Fake shops are currently increasingly trying to lure consumers into their traps: cheap hygiene articles or medicines that supposedly protect against the corona virus, which first have to be paid for but never arrive. To get to the top of the search engine, they are not afraid to hack websites of innocent citizens, organisations or companies and use their good reputation to direct visitors to their fake shops.  The tricky thing about this is that you don't even notice this manipulation when you call up the website as usual.  The illegal intervention therefore often remains unnoticed by the operator for many years, because the websites function as before, only that the operator is suddenly found for completely different topics than desired. Another problem is that the hacked website can cause even more damage: from the distribution of spam to ransomware. A research initiative of mindUp Web + Intelligence GmbH in cooperation with the Karlsruhe Institute of Technology (KIT) and the cybersecurity department of BDO AG with the participation of associations and webhosters detects hacked websites from the outside and informs the operators in a targeted manner.

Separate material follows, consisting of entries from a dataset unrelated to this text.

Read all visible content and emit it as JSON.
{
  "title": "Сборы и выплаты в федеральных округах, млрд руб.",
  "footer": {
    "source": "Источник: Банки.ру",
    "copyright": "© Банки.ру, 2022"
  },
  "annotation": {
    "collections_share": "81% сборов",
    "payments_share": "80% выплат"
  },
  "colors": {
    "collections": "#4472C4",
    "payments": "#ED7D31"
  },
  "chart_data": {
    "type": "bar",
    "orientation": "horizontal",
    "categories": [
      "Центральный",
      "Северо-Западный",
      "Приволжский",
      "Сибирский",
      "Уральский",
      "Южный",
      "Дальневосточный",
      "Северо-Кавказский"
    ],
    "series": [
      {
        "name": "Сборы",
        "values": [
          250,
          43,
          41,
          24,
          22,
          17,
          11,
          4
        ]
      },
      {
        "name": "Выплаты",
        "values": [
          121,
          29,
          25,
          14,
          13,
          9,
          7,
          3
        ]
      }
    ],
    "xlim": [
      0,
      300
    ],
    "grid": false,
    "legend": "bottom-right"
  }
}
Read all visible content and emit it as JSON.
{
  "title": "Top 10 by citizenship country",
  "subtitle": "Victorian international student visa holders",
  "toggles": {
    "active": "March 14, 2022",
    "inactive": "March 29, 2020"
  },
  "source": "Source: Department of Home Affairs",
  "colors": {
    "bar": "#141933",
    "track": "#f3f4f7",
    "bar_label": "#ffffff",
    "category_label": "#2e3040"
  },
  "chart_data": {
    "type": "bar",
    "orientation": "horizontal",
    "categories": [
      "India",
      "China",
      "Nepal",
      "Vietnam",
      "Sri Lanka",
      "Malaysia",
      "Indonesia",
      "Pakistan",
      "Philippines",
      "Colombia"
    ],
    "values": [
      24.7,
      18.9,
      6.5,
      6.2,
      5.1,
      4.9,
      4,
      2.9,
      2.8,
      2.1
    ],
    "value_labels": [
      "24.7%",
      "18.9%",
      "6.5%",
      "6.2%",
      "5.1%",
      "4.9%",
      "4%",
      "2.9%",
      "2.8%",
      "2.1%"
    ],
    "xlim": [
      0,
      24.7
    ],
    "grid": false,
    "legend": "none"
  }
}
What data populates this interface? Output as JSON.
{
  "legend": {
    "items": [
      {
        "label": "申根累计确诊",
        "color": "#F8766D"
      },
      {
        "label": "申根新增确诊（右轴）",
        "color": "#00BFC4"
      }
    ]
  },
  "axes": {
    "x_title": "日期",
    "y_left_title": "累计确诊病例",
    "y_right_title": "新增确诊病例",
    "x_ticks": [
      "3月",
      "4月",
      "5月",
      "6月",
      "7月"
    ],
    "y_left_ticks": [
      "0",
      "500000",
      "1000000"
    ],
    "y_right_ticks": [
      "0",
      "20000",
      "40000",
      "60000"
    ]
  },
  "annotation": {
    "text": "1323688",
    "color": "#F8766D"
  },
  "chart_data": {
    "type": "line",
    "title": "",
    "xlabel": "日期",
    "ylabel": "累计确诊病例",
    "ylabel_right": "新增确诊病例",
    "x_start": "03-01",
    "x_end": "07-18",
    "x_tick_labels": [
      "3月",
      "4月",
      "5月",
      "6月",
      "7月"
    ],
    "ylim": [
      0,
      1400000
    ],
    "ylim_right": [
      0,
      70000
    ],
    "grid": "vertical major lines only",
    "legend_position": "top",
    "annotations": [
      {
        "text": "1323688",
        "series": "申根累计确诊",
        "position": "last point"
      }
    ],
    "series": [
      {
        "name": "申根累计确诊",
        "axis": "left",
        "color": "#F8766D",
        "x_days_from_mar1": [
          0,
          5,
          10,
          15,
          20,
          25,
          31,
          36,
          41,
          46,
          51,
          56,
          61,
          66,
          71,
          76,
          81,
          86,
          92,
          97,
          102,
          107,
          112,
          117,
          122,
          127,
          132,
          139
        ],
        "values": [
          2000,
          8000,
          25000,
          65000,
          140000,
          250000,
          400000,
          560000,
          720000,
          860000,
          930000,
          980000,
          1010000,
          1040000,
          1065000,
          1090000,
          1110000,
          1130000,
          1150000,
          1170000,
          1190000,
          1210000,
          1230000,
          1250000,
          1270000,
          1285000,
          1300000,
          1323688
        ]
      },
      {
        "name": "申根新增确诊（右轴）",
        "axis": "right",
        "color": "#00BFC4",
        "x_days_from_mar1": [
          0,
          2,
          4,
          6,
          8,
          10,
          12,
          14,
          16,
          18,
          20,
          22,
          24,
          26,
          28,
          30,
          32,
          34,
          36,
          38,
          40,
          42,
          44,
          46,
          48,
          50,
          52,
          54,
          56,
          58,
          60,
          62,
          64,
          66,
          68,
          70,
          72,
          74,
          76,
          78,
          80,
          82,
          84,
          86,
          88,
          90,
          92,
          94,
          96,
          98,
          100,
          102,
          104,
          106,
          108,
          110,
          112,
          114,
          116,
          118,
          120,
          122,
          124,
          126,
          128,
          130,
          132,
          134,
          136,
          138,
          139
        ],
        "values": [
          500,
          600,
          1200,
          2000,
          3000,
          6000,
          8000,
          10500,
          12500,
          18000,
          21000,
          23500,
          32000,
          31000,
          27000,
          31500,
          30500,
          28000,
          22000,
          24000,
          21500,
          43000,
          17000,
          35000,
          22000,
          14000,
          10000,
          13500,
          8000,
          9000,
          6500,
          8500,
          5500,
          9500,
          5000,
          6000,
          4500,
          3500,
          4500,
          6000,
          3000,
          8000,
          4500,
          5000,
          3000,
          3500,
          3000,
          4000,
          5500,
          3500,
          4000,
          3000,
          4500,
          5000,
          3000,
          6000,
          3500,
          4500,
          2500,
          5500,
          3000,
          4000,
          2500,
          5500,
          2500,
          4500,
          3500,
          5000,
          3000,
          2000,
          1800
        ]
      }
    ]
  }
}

The project, funded by the Federal Ministry of Education and Research in the KMU-innovativ programme, is divided into three sections: finding, dealing with and preventing this form of hacking. The technical task of finding the manipulated websites is carried out by mindUp Web + Intelligence GmbH. Using machine learning methods, it is recognized which particularities of a website indicate hacking. For this purpose, web crawling techniques are used to analyze search engine results and the content of the web pages with the help of text recognition methods. With each recognized page, the knowledge of the system increases and contributes to the further recognition performance of the artificial intelligence.

However, recognition is only one component in the overall process. The research group SECUSO (Security-Usability-Society) of the Karlsruhe Institute of Technology (KIT) is investigating within the project whether, for example, addressing the operator via the web host or, in the case of companies, via industry associations enables an effective approach. At this point, 1&1 Ionos SE and Domain Factory / Host Europe Gmbh on the part of the web hosters, the Baden-Württembergischer Handwerkstag and the Fachverband der Elektro- und Informationstechnik Baden-Württemberg on the part of the industry associations support the project. The speech is based on so-called "teachable moments", i.e. the speech takes advantage of the fact that those affected by the hacking attack are sensitized. Furthermore, effective prevention materials are to be developed.
The project will also answer the question of how website operators can be given the necessary support. On the one hand, the security of the website can be made permanent and on the other hand, the unwanted entries can be removed from the search engine. To this end, BDO AG is analysing the various attack vectors used. Depending on the type of attack which has occurred and the system used, measures which are as generally comprehensible as possible and which are also useful for prevention purposes are worked out.
The ECO association with its website security project SIWECOS, the Inititaitve Deutschland sicher im Netz e.V. and the Allianz für Sicherheit in der Wirtschaft (Alliance for Security in Business), for example, support the dissemination of the prevention materials. For cases from Switzerland and Austria the Swiss Internet Security Alliance and the Watchlist Internet are involved.